Lance Armstrong's former doctor Michele Ferrari has dismissed claims he was a key figure in systematic doping at the American's US Postal Service team.
But the Italian dismissed key witness statements as "false accusations" and uncorroborated "visual testimony".
He also denied having any professional relationship with Armstrong after 2005.
"The false accusations thrown at me are all based on 'visual' testimonies of each of the six witnesses, telling of events that concerned only me and the 'witness' himself," said Ferrari, 59.
"They never evoke the presence of another witness, whether between the six [key witnesses Floyd Landis, Tyler Hamilton, Christian Vande Velde, George Hincapie, Levi Leipheimer and Tom Danielson], or other persons who may corroborate the veracity of their claims.

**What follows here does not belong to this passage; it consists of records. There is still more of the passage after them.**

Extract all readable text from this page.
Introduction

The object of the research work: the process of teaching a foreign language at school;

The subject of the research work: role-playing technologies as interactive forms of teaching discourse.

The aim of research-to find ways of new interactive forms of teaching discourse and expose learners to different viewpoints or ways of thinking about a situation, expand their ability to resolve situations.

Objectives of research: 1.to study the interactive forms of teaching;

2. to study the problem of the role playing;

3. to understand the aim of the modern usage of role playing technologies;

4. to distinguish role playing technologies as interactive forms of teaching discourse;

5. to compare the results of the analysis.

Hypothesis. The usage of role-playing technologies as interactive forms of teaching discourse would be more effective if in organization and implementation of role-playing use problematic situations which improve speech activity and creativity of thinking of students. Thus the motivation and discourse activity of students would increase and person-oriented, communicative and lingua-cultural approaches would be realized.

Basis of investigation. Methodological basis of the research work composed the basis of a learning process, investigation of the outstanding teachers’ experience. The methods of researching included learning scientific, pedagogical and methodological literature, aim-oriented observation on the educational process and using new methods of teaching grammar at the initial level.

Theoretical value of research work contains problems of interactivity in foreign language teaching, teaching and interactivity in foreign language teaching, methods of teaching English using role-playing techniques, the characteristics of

"An exception is the declaration of Landis when he says: 'George Hincapie also had blood drawn by Dr Ferrari in my presence.' Too bad that Hincapie, in his affidavit, makes no reference to this serious charge."

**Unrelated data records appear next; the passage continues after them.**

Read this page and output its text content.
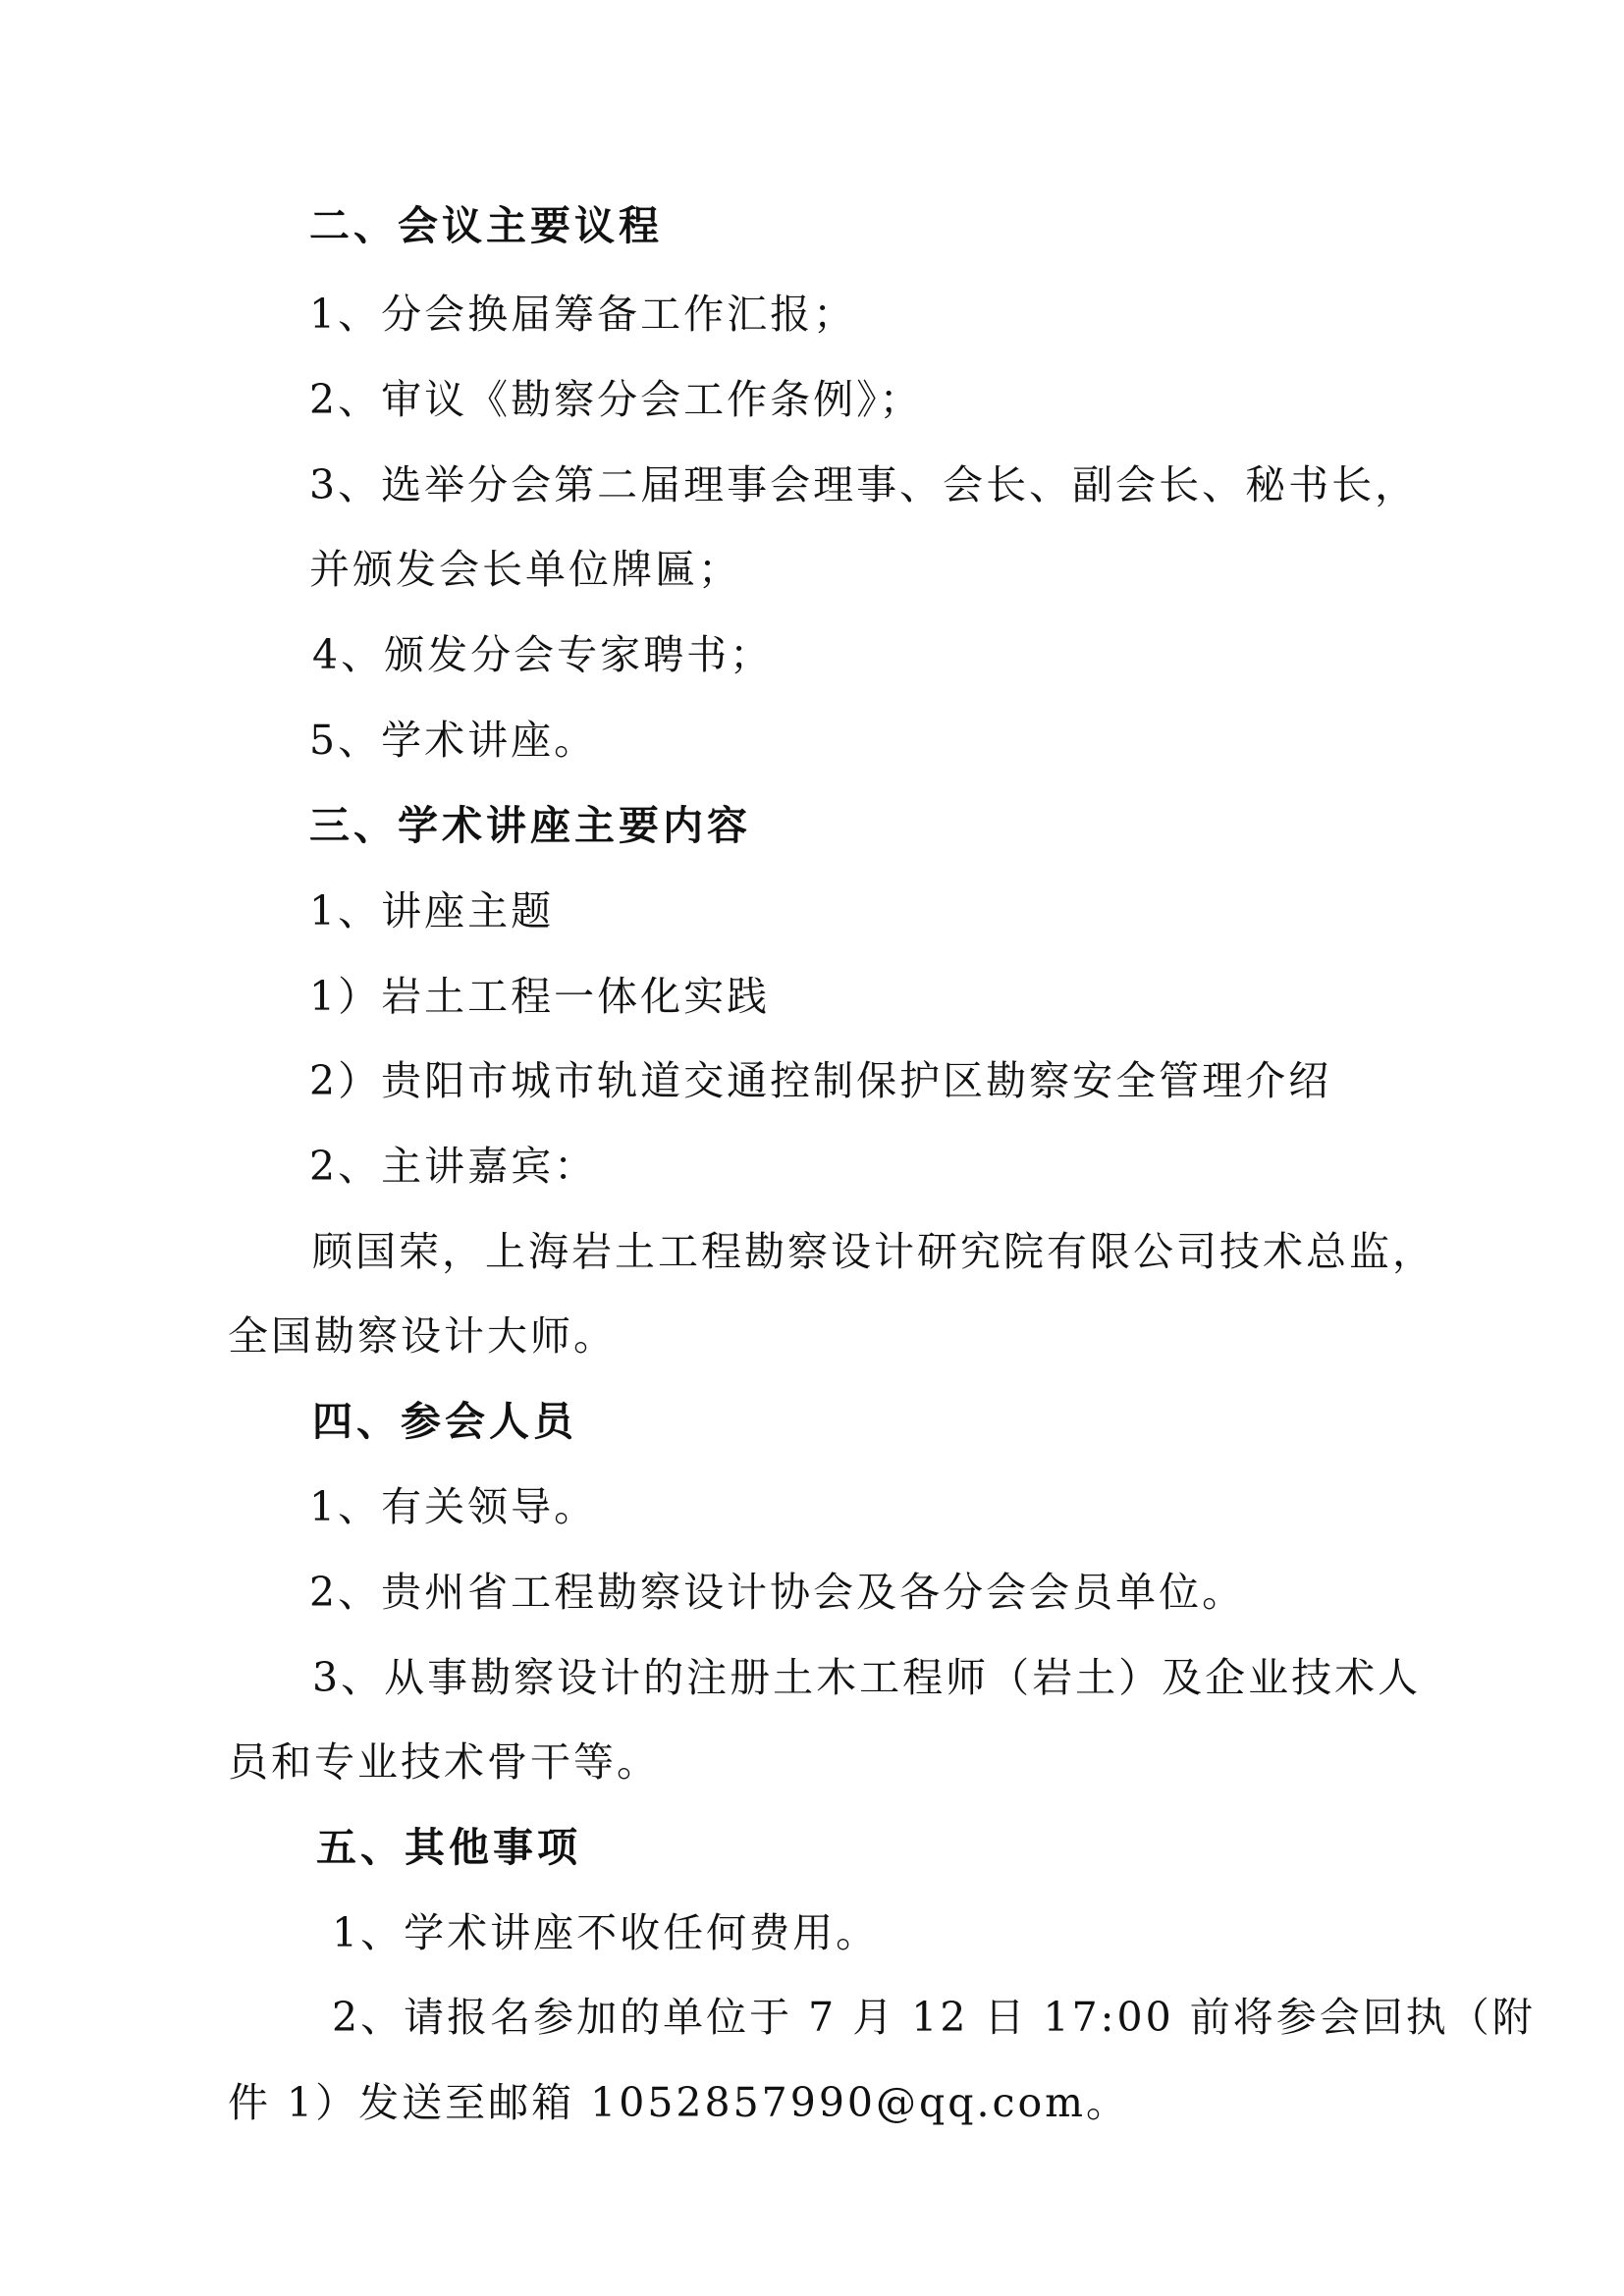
二、会议主要议程
1、分会换届筹备工作汇报；
2、审议《勘察分会工作条例》；
3、选举分会第二届理事会理事、会长、副会长、秘书长，
并颁发会长单位牌匾；
4、颁发分会专家聘书；
5、学术讲座。
三、学术讲座主要内容
1、讲座主题
1）岩土工程一体化实践
2）贵阳市城市轨道交通控制保护区勘察安全管理介绍
2、主讲嘉宾：
顾国荣，上海岩土工程勘察设计研究院有限公司技术总监，
全国勘察设计大师。
四、参会人员
1、有关领导。
2、贵州省工程勘察设计协会及各分会会员单位。
3、从事勘察设计的注册土木工程师（岩土）及企业技术人
员和专业技术骨干等。
五、其他事项
1、学术讲座不收任何费用。
2、请报名参加的单位于 7 月 12 日 17:00 前将参会回执（附
件 1）发送至邮箱 1052857990@qq.com。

A total of 26 witnesses, 11 of whom are former team-mates of Armstrong, cited doping-related incidents involving Ferrari.
The Italian denied having a professional relationship with 41-year-old Armstrong after 2005.
But he admits to meeting and accepting payments from the American between 1996 and 2006 - payments totalling around $1m (£619,000), according to Usada.
"I do not exclude that we may have met, but I deny that I had a professional relationship with Armstrong," Ferrari said.
"The dossier documented payments of Lance Armstrong to Health and Performance SA (a company for which I worked as a consultant) in 2005 and 2006.
"Those are delayed payments for consultancy in previous years."
Usada ordered 14 years of Armstrong's career results, including his seven Tour de France titles, to be erased.
The former cyclist has always denied doping, but gave up his fight against the charges in August.